Вот почему «интеллектуализм» есть ошибочный подход к религиозному опыту и религиозной философии. Конечно, желание «проверить», «удостоверить» и «понять» естественно и почтенно: ибо нельзя принимать за истину и на веру все, что порождается человеческой фантазией, человеческим бессознательным, человеческим психозом. Слепое, слепо-доверчивое, некритическое отношение к созданиям иррациональной и антирациональной сферы души может увести человека во мрак и в хаос, в соблазны и извращения. Трезвение необходимо религиозному опыту еще больше, чем художественному, ибо в художественном творчестве многое бывает недопущено или устранено законами эстетической материи и законами художественного образа; в религиозном же опыте эти законы не ограждают человека от соблазна и хаоса. Уже в силу одного этого религиозное созерцание еще более нуждается в критериях и пределах.

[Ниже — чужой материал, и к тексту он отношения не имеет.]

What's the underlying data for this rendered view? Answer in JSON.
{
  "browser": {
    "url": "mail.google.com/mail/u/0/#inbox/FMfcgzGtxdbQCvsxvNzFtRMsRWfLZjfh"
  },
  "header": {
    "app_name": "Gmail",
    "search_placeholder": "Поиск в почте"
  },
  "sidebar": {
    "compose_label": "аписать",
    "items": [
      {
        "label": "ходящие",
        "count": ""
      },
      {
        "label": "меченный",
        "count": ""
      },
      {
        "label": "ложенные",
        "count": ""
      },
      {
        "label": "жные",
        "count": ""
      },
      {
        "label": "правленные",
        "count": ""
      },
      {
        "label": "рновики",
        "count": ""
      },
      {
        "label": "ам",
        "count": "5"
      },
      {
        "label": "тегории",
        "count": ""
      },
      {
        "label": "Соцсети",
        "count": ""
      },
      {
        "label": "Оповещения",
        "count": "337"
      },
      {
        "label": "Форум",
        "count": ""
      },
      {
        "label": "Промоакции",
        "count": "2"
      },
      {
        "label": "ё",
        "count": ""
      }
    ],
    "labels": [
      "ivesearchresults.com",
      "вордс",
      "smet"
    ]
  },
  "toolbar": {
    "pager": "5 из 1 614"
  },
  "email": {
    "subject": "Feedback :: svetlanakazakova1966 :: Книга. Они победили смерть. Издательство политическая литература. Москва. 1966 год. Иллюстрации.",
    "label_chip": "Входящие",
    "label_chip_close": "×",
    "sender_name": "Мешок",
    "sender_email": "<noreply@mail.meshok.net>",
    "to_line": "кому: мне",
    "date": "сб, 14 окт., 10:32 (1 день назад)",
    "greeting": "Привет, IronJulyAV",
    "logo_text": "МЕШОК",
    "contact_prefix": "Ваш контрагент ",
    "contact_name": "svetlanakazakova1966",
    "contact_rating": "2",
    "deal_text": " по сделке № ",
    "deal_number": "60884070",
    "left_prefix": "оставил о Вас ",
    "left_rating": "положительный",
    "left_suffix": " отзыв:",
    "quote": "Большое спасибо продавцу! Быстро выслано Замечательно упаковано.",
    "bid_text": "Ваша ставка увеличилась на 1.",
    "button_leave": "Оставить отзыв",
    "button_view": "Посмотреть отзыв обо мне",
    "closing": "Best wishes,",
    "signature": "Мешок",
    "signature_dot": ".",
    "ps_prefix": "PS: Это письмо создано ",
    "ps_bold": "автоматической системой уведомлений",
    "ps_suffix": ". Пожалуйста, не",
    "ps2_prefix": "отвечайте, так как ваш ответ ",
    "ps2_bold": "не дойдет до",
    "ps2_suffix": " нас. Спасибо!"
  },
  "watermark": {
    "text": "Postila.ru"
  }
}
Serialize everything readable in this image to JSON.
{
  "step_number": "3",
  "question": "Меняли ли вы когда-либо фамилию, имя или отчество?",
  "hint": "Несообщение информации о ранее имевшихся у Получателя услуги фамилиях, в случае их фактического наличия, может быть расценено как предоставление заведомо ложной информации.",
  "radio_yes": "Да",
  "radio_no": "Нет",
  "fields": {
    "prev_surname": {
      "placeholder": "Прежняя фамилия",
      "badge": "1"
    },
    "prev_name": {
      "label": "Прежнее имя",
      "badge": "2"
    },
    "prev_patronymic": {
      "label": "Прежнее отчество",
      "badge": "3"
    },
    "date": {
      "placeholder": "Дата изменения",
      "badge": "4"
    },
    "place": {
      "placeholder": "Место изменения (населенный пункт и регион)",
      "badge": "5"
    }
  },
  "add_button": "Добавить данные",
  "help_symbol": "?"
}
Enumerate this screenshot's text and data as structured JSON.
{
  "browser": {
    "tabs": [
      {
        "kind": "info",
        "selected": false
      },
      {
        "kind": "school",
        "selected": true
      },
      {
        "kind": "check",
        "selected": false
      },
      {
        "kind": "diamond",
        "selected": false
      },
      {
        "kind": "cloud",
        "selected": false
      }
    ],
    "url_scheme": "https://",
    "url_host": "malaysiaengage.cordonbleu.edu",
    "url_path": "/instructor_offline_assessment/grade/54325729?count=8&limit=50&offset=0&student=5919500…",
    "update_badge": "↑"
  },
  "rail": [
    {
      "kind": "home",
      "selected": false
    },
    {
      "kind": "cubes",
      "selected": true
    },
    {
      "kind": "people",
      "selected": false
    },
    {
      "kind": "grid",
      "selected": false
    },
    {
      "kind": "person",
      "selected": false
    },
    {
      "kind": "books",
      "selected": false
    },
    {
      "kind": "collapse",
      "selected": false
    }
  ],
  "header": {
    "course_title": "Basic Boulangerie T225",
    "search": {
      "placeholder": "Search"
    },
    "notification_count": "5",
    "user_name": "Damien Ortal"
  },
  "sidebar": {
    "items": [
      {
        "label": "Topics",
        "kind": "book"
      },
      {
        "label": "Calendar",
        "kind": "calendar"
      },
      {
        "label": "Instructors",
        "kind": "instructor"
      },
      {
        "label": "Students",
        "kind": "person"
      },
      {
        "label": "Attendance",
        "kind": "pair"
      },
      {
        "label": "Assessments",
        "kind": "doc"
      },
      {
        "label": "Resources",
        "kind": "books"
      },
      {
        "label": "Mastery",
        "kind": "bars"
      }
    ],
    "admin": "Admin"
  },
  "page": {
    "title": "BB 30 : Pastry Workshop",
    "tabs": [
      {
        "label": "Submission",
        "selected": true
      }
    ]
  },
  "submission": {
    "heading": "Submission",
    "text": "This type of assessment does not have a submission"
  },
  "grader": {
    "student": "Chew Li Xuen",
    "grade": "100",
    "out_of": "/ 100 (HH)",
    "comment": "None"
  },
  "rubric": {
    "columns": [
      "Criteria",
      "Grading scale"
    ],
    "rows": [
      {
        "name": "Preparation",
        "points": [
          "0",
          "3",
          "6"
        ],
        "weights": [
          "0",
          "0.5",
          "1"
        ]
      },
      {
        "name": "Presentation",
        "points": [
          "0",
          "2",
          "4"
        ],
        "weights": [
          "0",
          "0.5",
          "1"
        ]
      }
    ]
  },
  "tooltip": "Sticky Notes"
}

Но ошибка интеллектуализма в том, что он думает найти эти критерии и пределы в рассудочном понимании и категориях чувственного опыта. А между тем из всех актов человека — рассудок и чувственный опыт наименее связаны с духовной жизнью человека и легче всего отрываются от священных содержаний духа; рассудок — силой отвлечения и приверженностью к формализму, чувственный опыт — направленностью на пространственно-временное существование, на единичный факт и на материальные явления. В силу этого положительная наука имеет свою инерцию, свою традицию, свой трафарет.
Когда наука возникала, духовные содержания ведались религией и наука оставила их в стороне; а «природа» находилась у религии в пренебрежении и наука занялась природой. Критический анализ казался неприменимым к религиозным содержаниям, но земное естество мира оставалось открытым для него. Так возникла и выточила свой метод позитивная наука, вне веры, вне любви, довольствуясь «наблюдением» и погасив «созерцание», освобождаясь от религиозного опыта, для того чтобы впоследствии обрушиться на него своим духовно-слепым критическим анализом; и когда она, — в XVIII и особенно в XIX веке, — почувствовала себя достаточно окрепшей, она начала систематический, опустошительный и разрушительный поход на религию. Причем видимая разрушительность этого похода объяснялась совсем не тем, что религиозный опыт — противоразумен и что религия — противоречит науке, а тем, что метод позитивной науки был выращен в бездуховной или даже противодуховной лаборатории и что «критический анализ» интеллектуализма оторвался от сердца, от созерцания и от всех органов духа. Критикующий ум не имел органа для критикуемого им религиозного содержания; и потому, отвергая, он не имел и не имеет никакого основания для отвержения. Он судит за пределами своей компетенции. Священное меряется несвященным; глубокое — мелкими и плоскими критериями; живое и таинственное воспринимается как отвлеченное и мертвое. Вследствие этого религия начинает как бы разлагаться и отмирать перед судом такого «интеллекта».